You probably do not want to be processing more than a billion or two combinations at the most - and even that will take some time. That translates to around 41 choose 10 to about 44 choose 10. Reducing either N or K will help. Try editing your question and posting the problem you are trying to solve and why you think you need to go through all of the combinations. There may be a way to solve it without going through all of the combinations.
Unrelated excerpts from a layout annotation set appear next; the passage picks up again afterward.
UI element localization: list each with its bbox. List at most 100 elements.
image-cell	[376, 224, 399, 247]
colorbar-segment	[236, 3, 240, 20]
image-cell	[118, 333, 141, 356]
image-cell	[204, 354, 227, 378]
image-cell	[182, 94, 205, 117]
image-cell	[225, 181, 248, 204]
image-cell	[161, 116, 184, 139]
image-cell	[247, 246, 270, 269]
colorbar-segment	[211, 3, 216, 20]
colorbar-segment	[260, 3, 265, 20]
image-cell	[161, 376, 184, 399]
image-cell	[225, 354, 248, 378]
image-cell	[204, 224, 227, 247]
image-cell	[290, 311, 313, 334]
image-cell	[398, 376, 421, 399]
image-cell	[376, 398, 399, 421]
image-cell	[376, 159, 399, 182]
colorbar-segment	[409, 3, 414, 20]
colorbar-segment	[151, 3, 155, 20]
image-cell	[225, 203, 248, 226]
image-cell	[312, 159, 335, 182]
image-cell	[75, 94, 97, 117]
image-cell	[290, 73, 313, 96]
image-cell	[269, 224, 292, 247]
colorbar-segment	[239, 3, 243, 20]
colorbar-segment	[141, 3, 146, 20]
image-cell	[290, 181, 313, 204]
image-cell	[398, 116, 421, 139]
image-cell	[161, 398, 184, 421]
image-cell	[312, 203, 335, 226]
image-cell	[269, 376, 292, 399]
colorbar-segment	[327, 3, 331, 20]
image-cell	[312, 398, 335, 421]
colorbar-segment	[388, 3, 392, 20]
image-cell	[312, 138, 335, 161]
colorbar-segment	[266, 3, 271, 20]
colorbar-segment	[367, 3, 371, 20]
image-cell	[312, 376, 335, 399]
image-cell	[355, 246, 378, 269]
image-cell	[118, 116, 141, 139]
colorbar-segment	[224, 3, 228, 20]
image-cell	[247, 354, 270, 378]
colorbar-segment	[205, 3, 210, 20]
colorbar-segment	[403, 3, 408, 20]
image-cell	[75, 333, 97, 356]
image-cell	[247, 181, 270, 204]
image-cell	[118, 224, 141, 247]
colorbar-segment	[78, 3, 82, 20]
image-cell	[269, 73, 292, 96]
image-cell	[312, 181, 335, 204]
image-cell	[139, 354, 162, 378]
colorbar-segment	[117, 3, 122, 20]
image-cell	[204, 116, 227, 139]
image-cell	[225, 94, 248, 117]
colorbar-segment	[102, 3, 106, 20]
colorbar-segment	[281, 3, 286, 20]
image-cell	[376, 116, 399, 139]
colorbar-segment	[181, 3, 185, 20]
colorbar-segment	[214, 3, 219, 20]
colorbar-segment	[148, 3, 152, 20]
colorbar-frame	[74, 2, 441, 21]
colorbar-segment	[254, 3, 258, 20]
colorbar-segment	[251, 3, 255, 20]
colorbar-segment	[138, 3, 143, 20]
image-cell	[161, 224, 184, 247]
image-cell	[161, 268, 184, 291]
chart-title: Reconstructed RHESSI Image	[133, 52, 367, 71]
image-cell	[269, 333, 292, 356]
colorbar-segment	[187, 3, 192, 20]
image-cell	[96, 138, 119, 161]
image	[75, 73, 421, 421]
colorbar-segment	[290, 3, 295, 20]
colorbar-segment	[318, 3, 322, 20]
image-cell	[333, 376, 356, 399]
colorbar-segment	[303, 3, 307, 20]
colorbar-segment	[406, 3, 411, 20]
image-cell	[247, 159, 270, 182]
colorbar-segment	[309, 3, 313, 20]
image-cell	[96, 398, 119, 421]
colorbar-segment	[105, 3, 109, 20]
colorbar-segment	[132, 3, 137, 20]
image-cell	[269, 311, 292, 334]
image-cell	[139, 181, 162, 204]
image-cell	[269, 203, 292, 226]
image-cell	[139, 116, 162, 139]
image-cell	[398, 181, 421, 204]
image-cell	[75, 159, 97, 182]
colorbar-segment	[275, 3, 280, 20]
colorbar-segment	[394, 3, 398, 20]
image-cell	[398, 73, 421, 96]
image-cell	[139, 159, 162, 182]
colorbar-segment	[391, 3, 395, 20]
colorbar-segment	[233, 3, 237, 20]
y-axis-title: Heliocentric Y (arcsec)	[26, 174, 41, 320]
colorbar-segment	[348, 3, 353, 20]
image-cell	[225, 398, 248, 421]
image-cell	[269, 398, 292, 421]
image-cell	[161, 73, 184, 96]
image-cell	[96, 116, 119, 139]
If it turns out you do need to go through all those combinations, then maybe you should look into using a search technique like a genetic algorithm or simulated annealing. Both of these hill climbing search techniques provide the ability to search a large space in a relatively small time for a close to optimal solution, but neither guarantee to find the optimal solution.
You can use next_permutation() in algorithm.h to generate all possible combinations.
Here is some example code:
bool is_chosen(n, false);
fill(is_chosen.begin() + n - k, is_chosen.end(), true);
do
{
for(int i = 0; i < n; i++)
{
if(is_chosen[i])
cout << some_array[i] << " ";
}
cout << endl;
} while( next_permutation(is_chosen.begin(), is_chosen.end()) );
Don't forget to include the algorithm.
As I said in a comment, it's not clear what you really want.
If you want to compute (n choose k) for relatively small values, say n,k < 100 or so, you may want to use a recursive method, using Pascals triangle.
If n,k are large (say n=1000000, k=500000), you may be happy with an approxiate result using Sterlings formula for the factorial: (n choose k) = exp(loggamma(n)-loggamma(k)-loggamma(n-k)), computing loggamma(x) via Sterling's formula.
If you want (n choose k) for all or many k but the same n, you can simply iterate over k and use (n choose k+1) = ((n choose k)*(n-k))/(k+1).